One of the biggest events of the Cub Scout year is the Pinewood Derby. Each scout makes a little car out of a block of wood, and then they race them down a track. Seems straight-forward, right? Wrong. This thing is hard core and high stakes. And it’s complicated. There almost as many prizes as there are at the Oscars. “And the prize for best supporting derby car in a race featuring at least 3 but not more than 4 cars while running backwards and with a natural wood finish goes to…” I know this because of the very helpful instructions sent to me by our pack’s derby chairman. It includes details on the cars, the work weekend, the practice weekend, and the race weekend. I read the guide. I looked at the box in my hand containing a block of wood, three nails, and four wheels, and I started to sweat a little. No problem, though. I’ve got tools. I can do this. Breathe, Cowden, breathe. Keep calm. Maybe this year we can compete in the slowest car division. Or the not a car division (I promise that’s a thing). No problem. I can put something together, and we can win.
Wait. It seems the scout is supposed to make the car. They are very clear on this point. They feel so strongly about this that they have an entirely separate competition for dads who feel like they want to flex their derby muscles. Visions of four-fingered scouts have led them to allow the adults to operate the power tools, but when it comes to design, hand work, and finish, it’s all up to the scouts. Well there goes my plan to wow the judges with a fantastic Harry Potter theme. I was so looking forward to detailing the Thestrals (easy enough for me to detail them because I can’t see them...1000 points to anyone who identifies why that is). But I digress, and I promised you a profound point. It’s coming.

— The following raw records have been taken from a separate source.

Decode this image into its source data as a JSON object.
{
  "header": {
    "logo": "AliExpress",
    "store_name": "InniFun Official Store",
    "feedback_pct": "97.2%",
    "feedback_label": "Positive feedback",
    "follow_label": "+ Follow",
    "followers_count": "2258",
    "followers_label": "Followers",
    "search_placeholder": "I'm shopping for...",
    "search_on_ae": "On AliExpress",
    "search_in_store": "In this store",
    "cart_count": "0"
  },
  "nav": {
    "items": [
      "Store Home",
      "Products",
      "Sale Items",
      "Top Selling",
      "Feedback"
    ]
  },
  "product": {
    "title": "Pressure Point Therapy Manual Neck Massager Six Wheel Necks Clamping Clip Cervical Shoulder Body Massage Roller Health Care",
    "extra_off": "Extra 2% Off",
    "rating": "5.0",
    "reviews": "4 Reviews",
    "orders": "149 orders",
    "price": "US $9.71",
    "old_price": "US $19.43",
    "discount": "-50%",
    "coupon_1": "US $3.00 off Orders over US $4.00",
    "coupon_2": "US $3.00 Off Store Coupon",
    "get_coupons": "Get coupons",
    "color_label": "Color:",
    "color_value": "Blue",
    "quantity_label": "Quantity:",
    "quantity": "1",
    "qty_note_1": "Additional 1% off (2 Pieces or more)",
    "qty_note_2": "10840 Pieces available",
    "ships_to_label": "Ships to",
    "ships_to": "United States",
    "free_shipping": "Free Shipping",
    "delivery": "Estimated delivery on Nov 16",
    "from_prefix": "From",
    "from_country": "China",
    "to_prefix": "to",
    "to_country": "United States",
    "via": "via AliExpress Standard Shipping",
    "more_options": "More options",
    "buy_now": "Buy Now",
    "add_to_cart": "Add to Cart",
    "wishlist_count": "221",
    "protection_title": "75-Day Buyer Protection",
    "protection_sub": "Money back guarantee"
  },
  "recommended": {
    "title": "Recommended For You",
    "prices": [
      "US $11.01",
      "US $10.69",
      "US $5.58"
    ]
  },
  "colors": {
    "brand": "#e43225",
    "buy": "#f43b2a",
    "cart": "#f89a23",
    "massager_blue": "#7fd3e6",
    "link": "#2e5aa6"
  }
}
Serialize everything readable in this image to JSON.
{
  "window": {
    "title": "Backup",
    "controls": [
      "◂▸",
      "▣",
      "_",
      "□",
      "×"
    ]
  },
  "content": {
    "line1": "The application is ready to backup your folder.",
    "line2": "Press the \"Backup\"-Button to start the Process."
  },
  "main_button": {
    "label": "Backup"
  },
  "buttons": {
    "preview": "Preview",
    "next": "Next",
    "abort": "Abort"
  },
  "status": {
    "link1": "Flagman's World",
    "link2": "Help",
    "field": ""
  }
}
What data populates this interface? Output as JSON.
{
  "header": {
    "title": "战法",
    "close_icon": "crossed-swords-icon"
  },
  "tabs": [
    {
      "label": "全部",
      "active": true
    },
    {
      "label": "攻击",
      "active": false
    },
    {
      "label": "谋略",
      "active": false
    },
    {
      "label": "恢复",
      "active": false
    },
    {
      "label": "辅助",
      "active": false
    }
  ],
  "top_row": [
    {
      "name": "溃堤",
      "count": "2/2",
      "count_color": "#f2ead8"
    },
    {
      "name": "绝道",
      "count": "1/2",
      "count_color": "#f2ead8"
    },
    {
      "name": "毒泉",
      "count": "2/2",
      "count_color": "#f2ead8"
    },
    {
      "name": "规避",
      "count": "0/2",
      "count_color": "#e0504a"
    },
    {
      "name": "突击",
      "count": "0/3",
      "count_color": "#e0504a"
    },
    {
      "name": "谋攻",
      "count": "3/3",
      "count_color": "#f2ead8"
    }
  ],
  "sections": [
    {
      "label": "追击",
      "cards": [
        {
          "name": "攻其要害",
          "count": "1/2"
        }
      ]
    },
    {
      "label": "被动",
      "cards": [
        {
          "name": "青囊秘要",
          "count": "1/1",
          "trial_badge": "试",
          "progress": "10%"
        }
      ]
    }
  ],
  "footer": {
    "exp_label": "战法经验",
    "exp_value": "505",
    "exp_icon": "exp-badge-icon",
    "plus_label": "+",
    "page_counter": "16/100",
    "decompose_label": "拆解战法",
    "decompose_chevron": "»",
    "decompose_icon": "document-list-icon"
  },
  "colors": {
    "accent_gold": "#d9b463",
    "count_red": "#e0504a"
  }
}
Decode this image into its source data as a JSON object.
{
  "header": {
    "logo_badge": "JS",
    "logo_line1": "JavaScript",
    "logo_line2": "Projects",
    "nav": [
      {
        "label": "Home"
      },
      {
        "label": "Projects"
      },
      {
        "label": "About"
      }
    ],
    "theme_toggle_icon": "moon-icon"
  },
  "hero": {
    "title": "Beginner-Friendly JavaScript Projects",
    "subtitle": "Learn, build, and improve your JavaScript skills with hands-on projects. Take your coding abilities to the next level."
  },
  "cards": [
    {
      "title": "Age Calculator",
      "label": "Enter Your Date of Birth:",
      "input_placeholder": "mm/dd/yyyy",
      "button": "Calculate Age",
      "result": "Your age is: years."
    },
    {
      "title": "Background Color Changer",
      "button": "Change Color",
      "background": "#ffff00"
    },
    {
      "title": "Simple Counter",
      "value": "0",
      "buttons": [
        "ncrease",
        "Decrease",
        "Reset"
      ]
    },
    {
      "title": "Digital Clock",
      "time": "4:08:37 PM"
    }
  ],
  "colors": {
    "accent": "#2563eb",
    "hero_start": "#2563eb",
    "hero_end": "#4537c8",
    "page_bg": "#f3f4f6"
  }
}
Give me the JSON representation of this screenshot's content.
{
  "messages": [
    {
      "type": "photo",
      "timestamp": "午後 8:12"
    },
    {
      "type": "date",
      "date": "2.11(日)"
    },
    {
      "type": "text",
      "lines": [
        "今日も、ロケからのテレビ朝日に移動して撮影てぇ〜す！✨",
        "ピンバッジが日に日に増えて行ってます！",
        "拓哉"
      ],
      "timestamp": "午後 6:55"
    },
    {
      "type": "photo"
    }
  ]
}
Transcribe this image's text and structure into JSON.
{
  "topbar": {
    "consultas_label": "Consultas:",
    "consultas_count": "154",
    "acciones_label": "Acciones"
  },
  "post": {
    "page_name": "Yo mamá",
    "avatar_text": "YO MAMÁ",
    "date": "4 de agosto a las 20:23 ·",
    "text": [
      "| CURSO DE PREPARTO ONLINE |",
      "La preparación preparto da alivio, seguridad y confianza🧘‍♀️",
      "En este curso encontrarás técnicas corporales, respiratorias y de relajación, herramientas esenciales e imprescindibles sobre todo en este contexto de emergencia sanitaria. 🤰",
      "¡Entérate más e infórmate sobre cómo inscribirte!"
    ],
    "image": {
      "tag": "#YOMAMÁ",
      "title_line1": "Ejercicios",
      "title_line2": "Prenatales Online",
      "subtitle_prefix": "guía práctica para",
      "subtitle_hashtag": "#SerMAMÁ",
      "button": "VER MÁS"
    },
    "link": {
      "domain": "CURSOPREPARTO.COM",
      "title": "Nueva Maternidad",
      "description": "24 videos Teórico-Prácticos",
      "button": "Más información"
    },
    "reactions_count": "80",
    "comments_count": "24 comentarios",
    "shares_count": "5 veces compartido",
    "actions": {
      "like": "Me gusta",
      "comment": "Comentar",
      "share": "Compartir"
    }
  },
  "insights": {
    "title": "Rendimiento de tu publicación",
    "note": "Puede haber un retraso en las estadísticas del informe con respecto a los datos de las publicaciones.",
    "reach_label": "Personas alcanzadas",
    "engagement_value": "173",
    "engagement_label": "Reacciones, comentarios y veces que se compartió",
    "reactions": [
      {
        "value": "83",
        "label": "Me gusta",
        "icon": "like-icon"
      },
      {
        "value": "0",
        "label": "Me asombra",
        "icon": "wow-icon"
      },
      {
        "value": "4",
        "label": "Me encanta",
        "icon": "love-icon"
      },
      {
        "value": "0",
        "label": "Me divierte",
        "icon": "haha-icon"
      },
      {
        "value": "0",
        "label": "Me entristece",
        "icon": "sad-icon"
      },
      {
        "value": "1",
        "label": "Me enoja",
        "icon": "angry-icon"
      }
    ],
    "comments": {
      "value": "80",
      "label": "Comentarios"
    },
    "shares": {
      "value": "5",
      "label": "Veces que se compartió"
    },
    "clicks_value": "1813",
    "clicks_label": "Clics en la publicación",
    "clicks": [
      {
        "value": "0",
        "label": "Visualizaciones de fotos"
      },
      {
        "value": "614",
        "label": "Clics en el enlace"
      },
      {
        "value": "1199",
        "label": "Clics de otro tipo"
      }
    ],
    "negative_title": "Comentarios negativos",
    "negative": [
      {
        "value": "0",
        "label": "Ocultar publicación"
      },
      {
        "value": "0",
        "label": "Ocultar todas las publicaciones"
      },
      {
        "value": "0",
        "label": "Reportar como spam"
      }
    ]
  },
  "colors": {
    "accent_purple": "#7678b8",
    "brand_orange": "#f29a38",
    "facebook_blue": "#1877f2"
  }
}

So Wesley identified what shape he wanted. I cut it out on the bandsaw and trued it up a little bit with the belt sander. Then I handed him the block.
“This looks great, Dad. Doesn’t it need wheels and stuff?”
“It sure does. But before you get to that, here’s some 100 grit sandpaper…”
I taught Wesley how to sand his car, and he did it. He didn’t even complain when I handed him the 320 grit and told him he’d need to sand the whole car a fourth time. I taught him how to use the spray paint. We practiced on some scraps...and then I put the can in his hand, covered my eyes, and let him spray his car. We’re not done just yet, but when we are, he will have done just about all of it himself.
And that’s really the point. It doesn’t matter if he wins one of the awards or not. He’s learning. Practical skills like sanding and painting, sure. But also what it means to take a project from beginning to end. Planning. Evaluating. Executing. Improvising. Win or lose, he will have grown from the journey.
That’s so often true. It’s not so much about the destination as the journey. Yes, choir rehearsal is in part about making the music better. But as much or maybe more, it’s about making us better. Growing together. Embracing one another. Reminding ourselves what it means to work together for something beyond ourselves. It’s weekly practice doing exactly what Paul taught in second Corinthians: acknowledging the contribution and gifts of each individual as we come together in the one body.
Each week we grow from the journey. We become. We find our better selves. In Wesley’s (the founder of Methodism, not my son) words, we go on to perfection, even if in the end the music (or cars) we make are less-than perfect.